Dal punto di vista della ricerca, prima di dedicarsi al rilevamento della carta geologica e alla descrizione di fossili che gli erano necessari per stabilire la successione degli strati, Sismonda aveva raccolto e analizzato minerali per arricchire il museo (vesuvianite, cabasite, gesso) tanto che, nel 1844, dovette farsi assegnare nuovi spazi in cui i minerali erano esposti in vetrine a gradinata, così da aumentarne il più possibile il numero. La sua dedizione alla mineralogia è attestata dal fatto che gli fu perfino dedicata una specie: il francese Achille Delesse nel 1843 chiamò sismondina un minerale di S. Marcel (Aosta) che, però, dopo pochi anni fu declassato a varietà perché fu riconosciuto essere uguale alla specie cloritoide, già descritta nel 1837.
Gli ultimi anni di Sismonda non furono felici, a causa di ripetuti attacchi di apoplessia, dovuti a una malattia probabilmente congenita, ma anche a causa dell’evoluzione scientifica in corso. Le teorie litogenetiche di Élie de Beaumont, su cui egli aveva fondato le sue ricostruzioni geologiche alpine, furono smontate una dopo l’altra dai suoi stessi colleghi e amici Quintino Sella e Felice Giordano. Gli morì il fratello Eugenio, che era un paleontologo valente, ma era anche il suo medico. Infine, nel 1877 il museo, che era il suo orgoglio, nel quadro del riordino generale dell’Università di Torino fu trasferito a palazzo Carignano e diviso in mineralogia, da un lato, e geologia e paleontologia, dall’altro lato, per cui egli dovette abbandonare il sistema d’esposizione a gradini che gli era tanto caro. Fu probabilmente allora che Sismonda, nonostante le affettuose cure prestategli dalla figlia Cristina, si lasciò completamente andare e poco tempo dopo, il 30 dicembre 1878, morì nella sua casa di Torino.

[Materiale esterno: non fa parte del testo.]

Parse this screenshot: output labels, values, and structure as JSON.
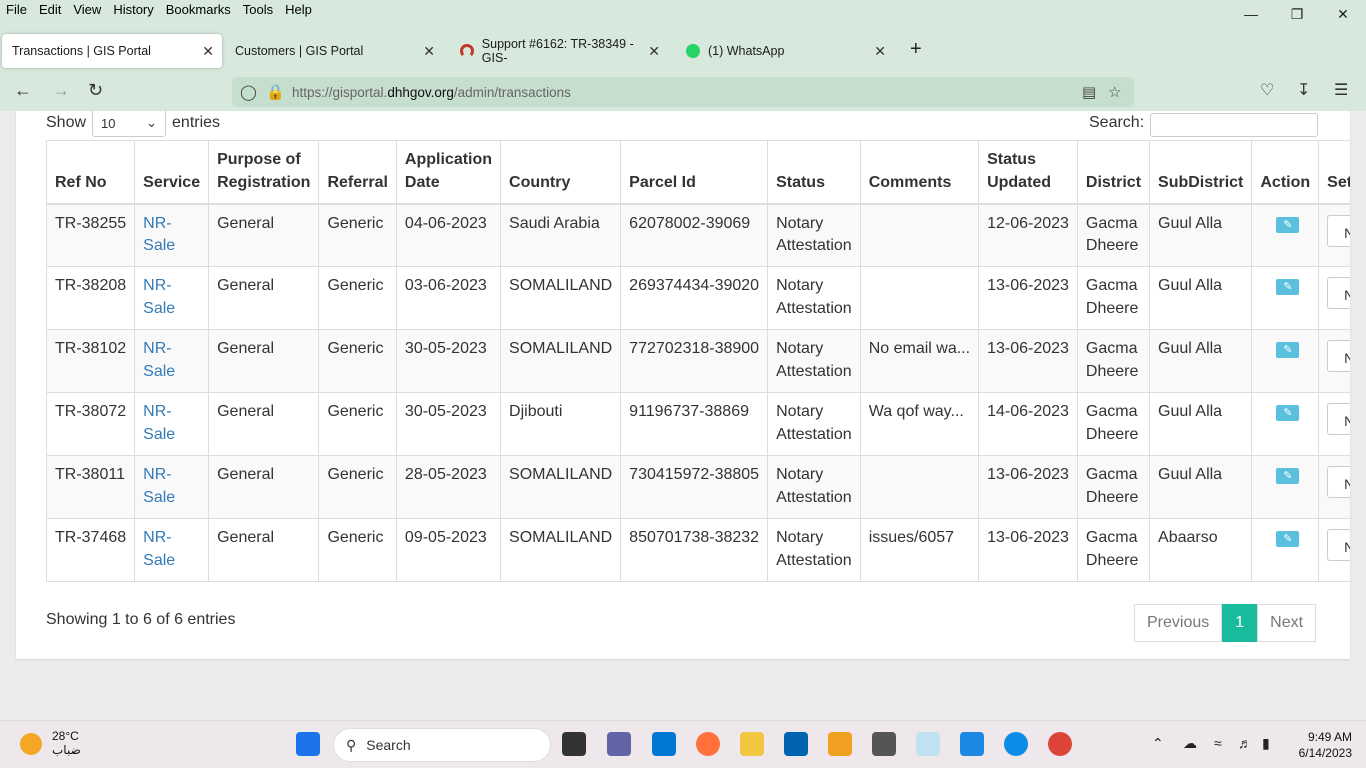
{
  "menu": [
    "File",
    "Edit",
    "View",
    "History",
    "Bookmarks",
    "Tools",
    "Help"
  ],
  "tabs": [
    {
      "label": "Transactions | GIS Portal"
    },
    {
      "label": "Customers | GIS Portal"
    },
    {
      "label": "Support #6162: TR-38349 - GIS-"
    },
    {
      "label": "(1) WhatsApp"
    }
  ],
  "url": {
    "prefix": "https://gisportal.",
    "domain": "dhhgov.org",
    "path": "/admin/transactions"
  },
  "controls": {
    "show_label": "Show",
    "entries_value": "10",
    "entries_label": "entries",
    "search_label": "Search:"
  },
  "table": {
    "headers": [
      "Ref No",
      "Service",
      "Purpose of Registration",
      "Referral",
      "Application Date",
      "Country",
      "Parcel Id",
      "Status",
      "Comments",
      "Status Updated",
      "District",
      "SubDistrict",
      "Action",
      "Set P"
    ],
    "rows": [
      {
        "ref": "TR-38255",
        "service": "NR-Sale",
        "purpose": "General",
        "referral": "Generic",
        "date": "04-06-2023",
        "country": "Saudi Arabia",
        "parcel": "62078002-39069",
        "status": "Notary Attestation",
        "comments": "",
        "updated": "12-06-2023",
        "district": "Gacma Dheere",
        "subdistrict": "Guul Alla",
        "set": "Nor"
      },
      {
        "ref": "TR-38208",
        "service": "NR-Sale",
        "purpose": "General",
        "referral": "Generic",
        "date": "03-06-2023",
        "country": "SOMALILAND",
        "parcel": "269374434-39020",
        "status": "Notary Attestation",
        "comments": "",
        "updated": "13-06-2023",
        "district": "Gacma Dheere",
        "subdistrict": "Guul Alla",
        "set": "Nor"
      },
      {
        "ref": "TR-38102",
        "service": "NR-Sale",
        "purpose": "General",
        "referral": "Generic",
        "date": "30-05-2023",
        "country": "SOMALILAND",
        "parcel": "772702318-38900",
        "status": "Notary Attestation",
        "comments": "No email wa...",
        "updated": "13-06-2023",
        "district": "Gacma Dheere",
        "subdistrict": "Guul Alla",
        "set": "Nor"
      },
      {
        "ref": "TR-38072",
        "service": "NR-Sale",
        "purpose": "General",
        "referral": "Generic",
        "date": "30-05-2023",
        "country": "Djibouti",
        "parcel": "91196737-38869",
        "status": "Notary Attestation",
        "comments": "Wa qof way...",
        "updated": "14-06-2023",
        "district": "Gacma Dheere",
        "subdistrict": "Guul Alla",
        "set": "Nor"
      },
      {
        "ref": "TR-38011",
        "service": "NR-Sale",
        "purpose": "General",
        "referral": "Generic",
        "date": "28-05-2023",
        "country": "SOMALILAND",
        "parcel": "730415972-38805",
        "status": "Notary Attestation",
        "comments": "",
        "updated": "13-06-2023",
        "district": "Gacma Dheere",
        "subdistrict": "Guul Alla",
        "set": "Nor"
      },
      {
        "ref": "TR-37468",
        "service": "NR-Sale",
        "purpose": "General",
        "referral": "Generic",
        "date": "09-05-2023",
        "country": "SOMALILAND",
        "parcel": "850701738-38232",
        "status": "Notary Attestation",
        "comments": "issues/6057",
        "updated": "13-06-2023",
        "district": "Gacma Dheere",
        "subdistrict": "Abaarso",
        "set": "Nor"
      }
    ]
  },
  "footer": {
    "info": "Showing 1 to 6 of 6 entries",
    "prev": "Previous",
    "page": "1",
    "next": "Next"
  },
  "taskbar": {
    "temp": "28°C",
    "weather": "ضباب",
    "search": "Search",
    "time": "9:49 AM",
    "date": "6/14/2023"
  },
  "colors": {
    "accent": "#18bc9c",
    "link": "#337ab7",
    "edit": "#5bc0de",
    "chrome": "#d7e8dc"
  }
}
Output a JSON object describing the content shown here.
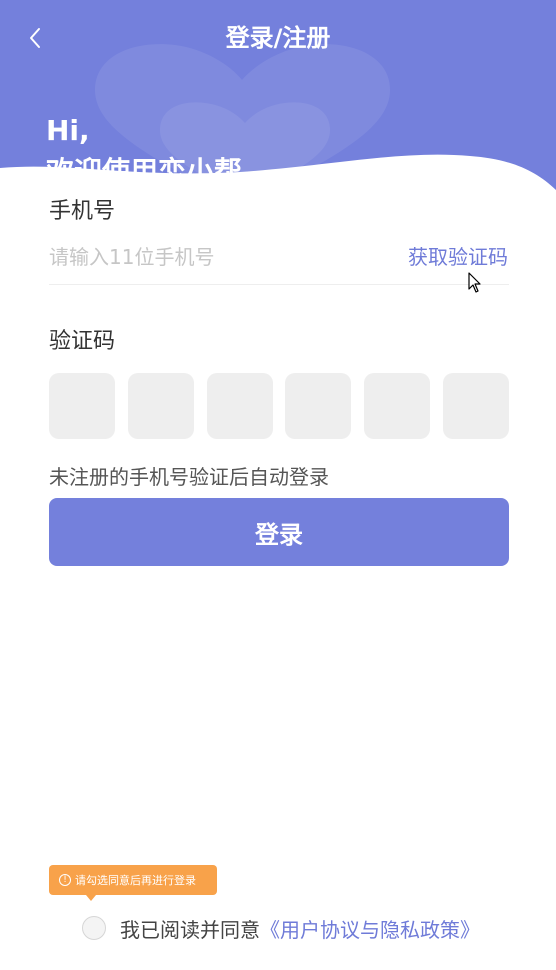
{
  "header": {
    "title": "登录/注册",
    "greeting": "Hi,",
    "welcome": "欢迎使用恋小帮",
    "background_color": "#7480dc",
    "back_icon": "chevron-left-icon"
  },
  "form": {
    "phone_label": "手机号",
    "phone_placeholder": "请输入11位手机号",
    "get_code_label": "获取验证码",
    "code_label": "验证码",
    "code_boxes": [
      "",
      "",
      "",
      "",
      "",
      ""
    ],
    "hint": "未注册的手机号验证后自动登录",
    "login_label": "登录",
    "accent_color": "#6f7bd8"
  },
  "agreement": {
    "tooltip": "请勾选同意后再进行登录",
    "tooltip_icon": "info-icon",
    "tooltip_color": "#f8a24a",
    "text": "我已阅读并同意",
    "link": "《用户协议与隐私政策》",
    "checked": false
  }
}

Fonti e Bibl.: Anonimo, Ricordi del terzo Congresso scientifico italiano ossieno ritratti di trentasei fra i suoi componenti disegnati dal vero dal cav. E. S. Liverati e accompagnati da brevi biografie, Firenze 1842 (con ritratto); E. Ricotti, Brevi notizie di A. S., in Atti della Reale Accademia delle scienze di Torino. Classi riunite. Adunanza del 12 gennaio 1879, 1879, vol. 14, pp. 327-335; Q. Sella, A. S. Cenno necrologico, in Atti della Reale Accademia dei Lincei. Transunti, s. 3, 1879, vol. 3, pp. 52-54 (con bibliografia); M. Lessona, Naturalisti italiani, Roma 1884, pp. 75-82 (con bibliografia); In ricordo di A. S.: raccolta di lettere a lui dirette da Giacinto Di Collegno, Paolo Savi, Charles Lyell, Bernhard Studer, Léonce Élie de Beaumont e J. Fournet, coordinate da A. Roccati, Torino 1922; J. Hollier et al., A. S.(1807-1878), pioneer of geological mapping in the Alps of Savoy and the Piedmont: a bibliography, in Archive of natural history, 2016, vol. 43, n. 1, pp. 119-130 (con bibliografia completa).